# someone to watch over me



## AntonioLucio

An old film by Ridley Schott with a baroque piece inside not easy to discover. Probably a German composer but... Who knows? Who know it? Thanks 4 helping...


----------



## joen_cph

As regards another section of the film, someone else on youtube has identified that music as taken from Galuppi´s concerto no.4 in c-minor cf.






so give it a listen
(fast section starts around 4.15)





Both movie clips are heavily, heavily dubbed though, but I assume they are faithful to the original soundtrack as regards the music excerpts ...


----------



## AntonioLucio

joen_cph said:


> As regards another section of the film, someone else on youtube has identified that music as taken from Galuppi´s concerto no.4 in c-minor cf.
> 
> 
> 
> 
> 
> 
> so give it a listen
> (fast section starts around 4.15)
> 
> 
> 
> 
> 
> Both movie clips are heavily, heavily dubbed though, but I assume they are faithful to the original soundtrack as regards the music excerpts ...

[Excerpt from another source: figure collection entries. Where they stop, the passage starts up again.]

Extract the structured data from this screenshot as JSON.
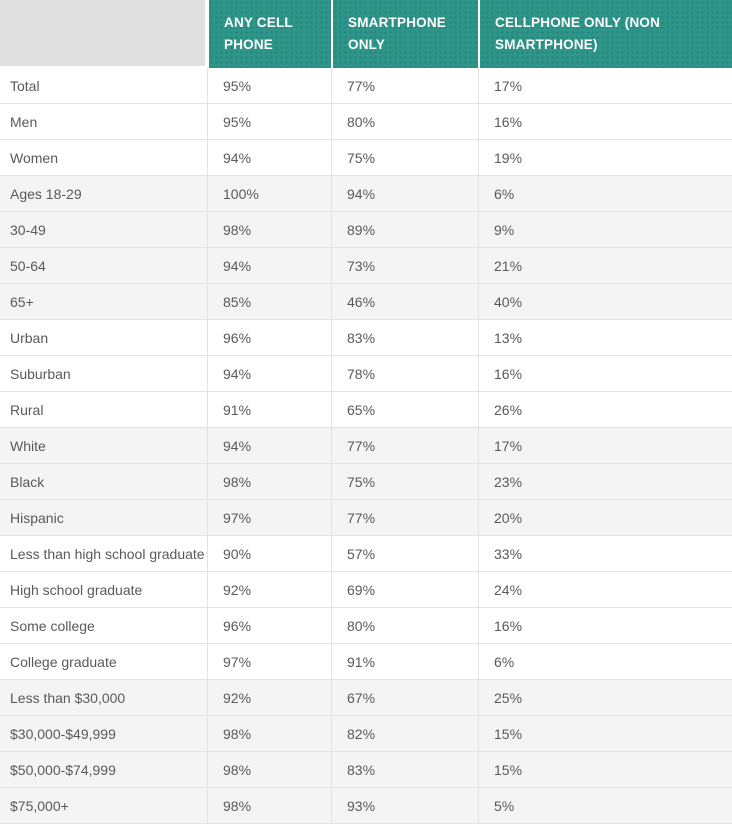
{
  "colors": {
    "header_teal": "#2E958A",
    "corner_gray": "#E0E0E0",
    "shaded_row": "#F4F4F4",
    "border": "#E2E2E2",
    "body_text": "#58595B",
    "header_text": "#FFFFFF"
  },
  "chart_data": {
    "type": "table",
    "columns": [
      "ANY CELL PHONE",
      "SMARTPHONE ONLY",
      "CELLPHONE ONLY (NON SMARTPHONE)"
    ],
    "groups": [
      {
        "shaded": false,
        "rows": [
          {
            "label": "Total",
            "values": [
              "95%",
              "77%",
              "17%"
            ]
          },
          {
            "label": "Men",
            "values": [
              "95%",
              "80%",
              "16%"
            ]
          },
          {
            "label": "Women",
            "values": [
              "94%",
              "75%",
              "19%"
            ]
          }
        ]
      },
      {
        "shaded": true,
        "rows": [
          {
            "label": "Ages 18-29",
            "values": [
              "100%",
              "94%",
              "6%"
            ]
          },
          {
            "label": "30-49",
            "values": [
              "98%",
              "89%",
              "9%"
            ]
          },
          {
            "label": "50-64",
            "values": [
              "94%",
              "73%",
              "21%"
            ]
          },
          {
            "label": "65+",
            "values": [
              "85%",
              "46%",
              "40%"
            ]
          }
        ]
      },
      {
        "shaded": false,
        "rows": [
          {
            "label": "Urban",
            "values": [
              "96%",
              "83%",
              "13%"
            ]
          },
          {
            "label": "Suburban",
            "values": [
              "94%",
              "78%",
              "16%"
            ]
          },
          {
            "label": "Rural",
            "values": [
              "91%",
              "65%",
              "26%"
            ]
          }
        ]
      },
      {
        "shaded": true,
        "rows": [
          {
            "label": "White",
            "values": [
              "94%",
              "77%",
              "17%"
            ]
          },
          {
            "label": "Black",
            "values": [
              "98%",
              "75%",
              "23%"
            ]
          },
          {
            "label": "Hispanic",
            "values": [
              "97%",
              "77%",
              "20%"
            ]
          }
        ]
      },
      {
        "shaded": false,
        "rows": [
          {
            "label": "Less than high school graduate",
            "values": [
              "90%",
              "57%",
              "33%"
            ]
          },
          {
            "label": "High school graduate",
            "values": [
              "92%",
              "69%",
              "24%"
            ]
          },
          {
            "label": "Some college",
            "values": [
              "96%",
              "80%",
              "16%"
            ]
          },
          {
            "label": "College graduate",
            "values": [
              "97%",
              "91%",
              "6%"
            ]
          }
        ]
      },
      {
        "shaded": true,
        "rows": [
          {
            "label": "Less than $30,000",
            "values": [
              "92%",
              "67%",
              "25%"
            ]
          },
          {
            "label": "$30,000-$49,999",
            "values": [
              "98%",
              "82%",
              "15%"
            ]
          },
          {
            "label": "$50,000-$74,999",
            "values": [
              "98%",
              "83%",
              "15%"
            ]
          },
          {
            "label": "$75,000+",
            "values": [
              "98%",
              "93%",
              "5%"
            ]
          }
        ]
      }
    ]
  }
}
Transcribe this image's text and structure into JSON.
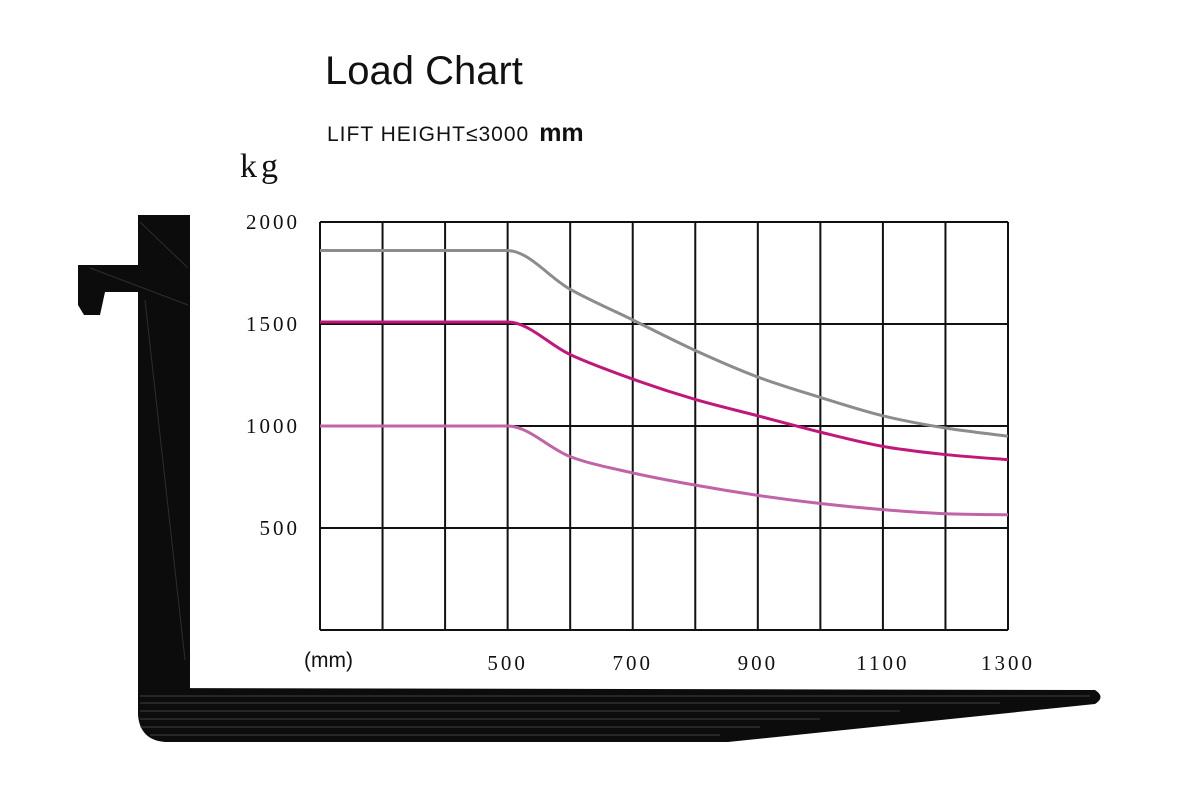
{
  "title": "Load Chart",
  "subtitle": {
    "prefix": "LIFT HEIGHT≤3000",
    "unit": "mm"
  },
  "chart_data": {
    "type": "line",
    "title": "Load Chart",
    "subtitle": "LIFT HEIGHT≤3000 mm",
    "ylabel": "kg",
    "xlabel": "(mm)",
    "xlim": [
      200,
      1300
    ],
    "ylim": [
      0,
      2000
    ],
    "x_ticks": [
      500,
      700,
      900,
      1100,
      1300
    ],
    "y_ticks": [
      500,
      1000,
      1500,
      2000
    ],
    "grid": true,
    "series": [
      {
        "color": "#8c8c8c",
        "x": [
          200,
          300,
          400,
          500,
          600,
          700,
          800,
          900,
          1000,
          1100,
          1200,
          1300
        ],
        "y": [
          1860,
          1860,
          1860,
          1860,
          1670,
          1520,
          1370,
          1240,
          1140,
          1050,
          990,
          950
        ]
      },
      {
        "color": "#c0187a",
        "x": [
          200,
          300,
          400,
          500,
          600,
          700,
          800,
          900,
          1000,
          1100,
          1200,
          1300
        ],
        "y": [
          1510,
          1510,
          1510,
          1510,
          1350,
          1230,
          1130,
          1050,
          970,
          900,
          860,
          835
        ]
      },
      {
        "color": "#c064a8",
        "x": [
          200,
          300,
          400,
          500,
          600,
          700,
          800,
          900,
          1000,
          1100,
          1200,
          1300
        ],
        "y": [
          1000,
          1000,
          1000,
          1000,
          850,
          770,
          710,
          660,
          620,
          590,
          570,
          565
        ]
      }
    ]
  }
}
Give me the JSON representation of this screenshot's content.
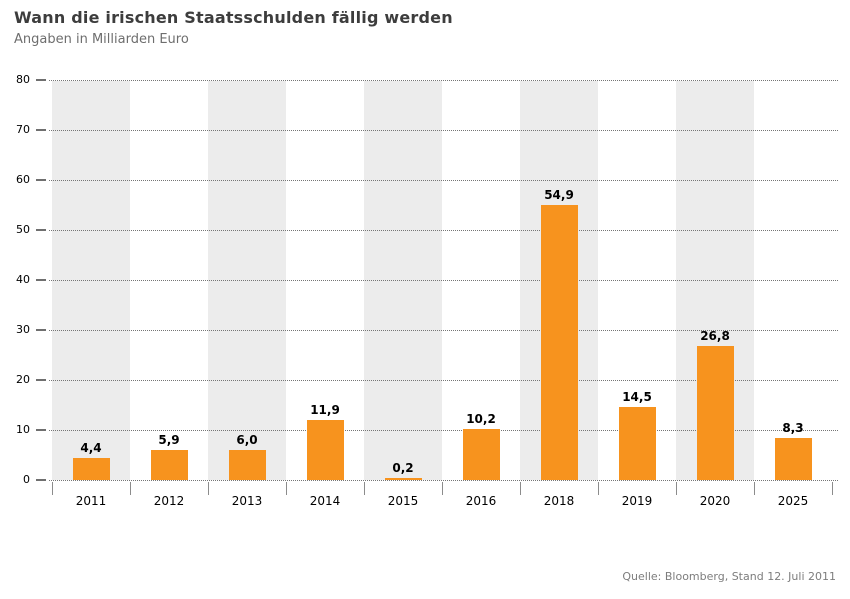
{
  "chart_data": {
    "type": "bar",
    "title": "Wann die irischen Staatsschulden fällig werden",
    "subtitle": "Angaben in Milliarden Euro",
    "source": "Quelle: Bloomberg, Stand 12. Juli 2011",
    "categories": [
      "2011",
      "2012",
      "2013",
      "2014",
      "2015",
      "2016",
      "2018",
      "2019",
      "2020",
      "2025"
    ],
    "values": [
      4.4,
      5.9,
      6.0,
      11.9,
      0.2,
      10.2,
      54.9,
      14.5,
      26.8,
      8.3
    ],
    "value_labels": [
      "4,4",
      "5,9",
      "6,0",
      "11,9",
      "0,2",
      "10,2",
      "54,9",
      "14,5",
      "26,8",
      "8,3"
    ],
    "xlabel": "",
    "ylabel": "",
    "ylim": [
      0,
      80
    ],
    "yticks": [
      0,
      10,
      20,
      30,
      40,
      50,
      60,
      70,
      80
    ],
    "ytick_labels": [
      "0",
      "10",
      "20",
      "30",
      "40",
      "50",
      "60",
      "70",
      "80"
    ],
    "grid": "horizontal-dotted",
    "legend": "none",
    "bar_color": "#f7931e",
    "band_color": "#ececec"
  }
}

Hi there! Thanks a lot but unfortunately i miss the second one. Galuppi got few nice concertos but in this case i suspect a german composer, as well as Haydn or someother of that period :devil:


----------



## AntonioLucio

Heelp! How could be possible?


----------



## Vaneyes

Handel? First, I thought something from one of his Oboe Concerti, but on closer listening I heard a tinge of harpsichord. Anyway, investigate that era.


----------



## Tero

Play Handel opera suites. There is about a dozen.


----------



## AntonioLucio

Italians do it better!!!! Galuppi: Concerto in Fa per Cembalo e Archi :lol:


----------



## Vaneyes

I never want to hear it again. That's why I don't join listening clubs.


----------